Tuesday, December 28, 2004

Change

 

Wesley Mcnair

I'm still formulating my entry about the imagination and the creative life.  In the meanwhile, I was quite taken by this poem that came to me from NPR's Writer's Almanac.  My first impression of the poem was that it must have felt very good to write.  Secondly, it felt very good to read, because more and more lately I have entertained thoughts (fantasies?!) of bringing about a great change in my life. I've been on a job search the last year; last year I interviewed for a teaching position in creative writing at Fairbanks, Alaska.  Someone else got the position, but if the committee had chosen me, I would have been there.  I would have left family (children--the husband goes where I go!), home, cats, and almost all of my possessions.   

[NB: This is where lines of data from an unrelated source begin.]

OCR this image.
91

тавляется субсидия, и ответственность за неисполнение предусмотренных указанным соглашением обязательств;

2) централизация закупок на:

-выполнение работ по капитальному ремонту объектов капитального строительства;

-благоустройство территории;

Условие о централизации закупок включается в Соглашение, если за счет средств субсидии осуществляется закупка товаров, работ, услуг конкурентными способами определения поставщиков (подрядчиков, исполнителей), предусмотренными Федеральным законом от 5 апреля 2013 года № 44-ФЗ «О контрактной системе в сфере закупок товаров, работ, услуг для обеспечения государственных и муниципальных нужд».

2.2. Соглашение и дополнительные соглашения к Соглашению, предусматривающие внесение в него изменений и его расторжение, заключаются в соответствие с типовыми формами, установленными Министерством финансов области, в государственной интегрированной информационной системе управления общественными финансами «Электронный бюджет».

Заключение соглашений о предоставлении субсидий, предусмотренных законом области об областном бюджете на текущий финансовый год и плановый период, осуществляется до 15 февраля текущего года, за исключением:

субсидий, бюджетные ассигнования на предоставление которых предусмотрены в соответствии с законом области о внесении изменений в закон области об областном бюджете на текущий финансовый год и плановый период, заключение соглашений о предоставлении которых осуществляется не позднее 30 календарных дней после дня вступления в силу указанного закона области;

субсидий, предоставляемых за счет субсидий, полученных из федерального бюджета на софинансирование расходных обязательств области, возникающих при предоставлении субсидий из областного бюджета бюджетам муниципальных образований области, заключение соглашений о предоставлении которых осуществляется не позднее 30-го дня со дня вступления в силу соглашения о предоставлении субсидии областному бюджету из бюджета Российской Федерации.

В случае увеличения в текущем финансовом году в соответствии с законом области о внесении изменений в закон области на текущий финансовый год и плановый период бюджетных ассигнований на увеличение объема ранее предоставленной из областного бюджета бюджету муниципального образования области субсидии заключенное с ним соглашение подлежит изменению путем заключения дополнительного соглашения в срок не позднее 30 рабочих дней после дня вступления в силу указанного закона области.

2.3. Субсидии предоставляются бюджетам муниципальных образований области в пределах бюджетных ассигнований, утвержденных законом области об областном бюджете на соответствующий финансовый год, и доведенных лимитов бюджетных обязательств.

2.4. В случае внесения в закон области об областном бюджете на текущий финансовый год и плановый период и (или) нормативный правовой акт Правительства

A college lecturer, I certainly identify with the lines about the "sadness of rooms" where family slept while I graded mounds of papers.  And about not fitting in, not wanting to fit in, at some of the colleges where I taught (I won't name those colleges).  I identify with the speaker's feelings about missed opportunities, a lost life.  Perhaps that, the feeling of loss, is what my need for change is all about.

Poem: "Goodbye to the Old Life" by Wesley McNair, from Fire


Goodbye to the Old Life

Goodbye to the old life,
to the sadness of rooms
where my family slept as I sat

late at night on my island
of light among papers.
Goodbye to the papers

and to the school for the rich
where I drove them, dressed up
in a tie to declare who I was.

Goodbye to all the ties
and to the life I lost
by declaring, and a fond goodbye

to the two junk cars that lurched
and banged through the campus
making sure I would never fit in.

Goodbye to the finest campus
money could buy, and one
final goodbye to the paycheck

that was always gone
before  it got home.
Farewell to the home,

and a heartfelt goodbye
to all the tenants who rented
the upstairs apartment,

particularly Mrs. Doucette,
whose washer overflowed
down the walls of our bathroom

every other week, and Mr. Green,
determined in spite of the evidence
to learn the electric guitar.

And to you there, the young man
on the roof turning the antenna
and trying not to look down

on how far love has taken you,
and to the faithful wife
in the downstairs window

shouting, "That's as good
as we're going to get it,"
and to the four hopeful children

staying with the whole program
despite the rolling picture
and the snow - goodbye,


wealth and joy to us all
in the new life, goodbye!

3 comments:

Anonymous said...

The feeling of loss is what has motivated me to make changes in my life.  Part of my ongoing struggle has been how to make those changes without losing other things which are dear to me.  One of the things that I've found though is the stuff the stuff that I thought I had lost were dreams, which are only really lost when you give up on them. So, in making my changes, I'm not really getting rid of anything essential, but getting down to what is my truest self.  I admit there are days when I feel like some antique cabinet that's been painted and refinished many times, and the layers of what must be stripped away before I really emerge seem endless.

Anonymous said...

This entry made me want to cry.  I so deeply understand, and never would have put it into those words....loss.....but I so understand.

Anonymous said...

Well, I have just spent most of my life to this point trying to fit in, and you know what?  I just don't.  The harder I try, the farther I get away from myself.  Maybe the most I can get is congruent with my own life.  For a long while, it seemed like my life was "over there," a parallel line to which I could point, but which was separate from me.  Now I seem to be getting closer.  But I still don't fit with most others.  Good-bye to fitting in.  Hello to fitting in with myself.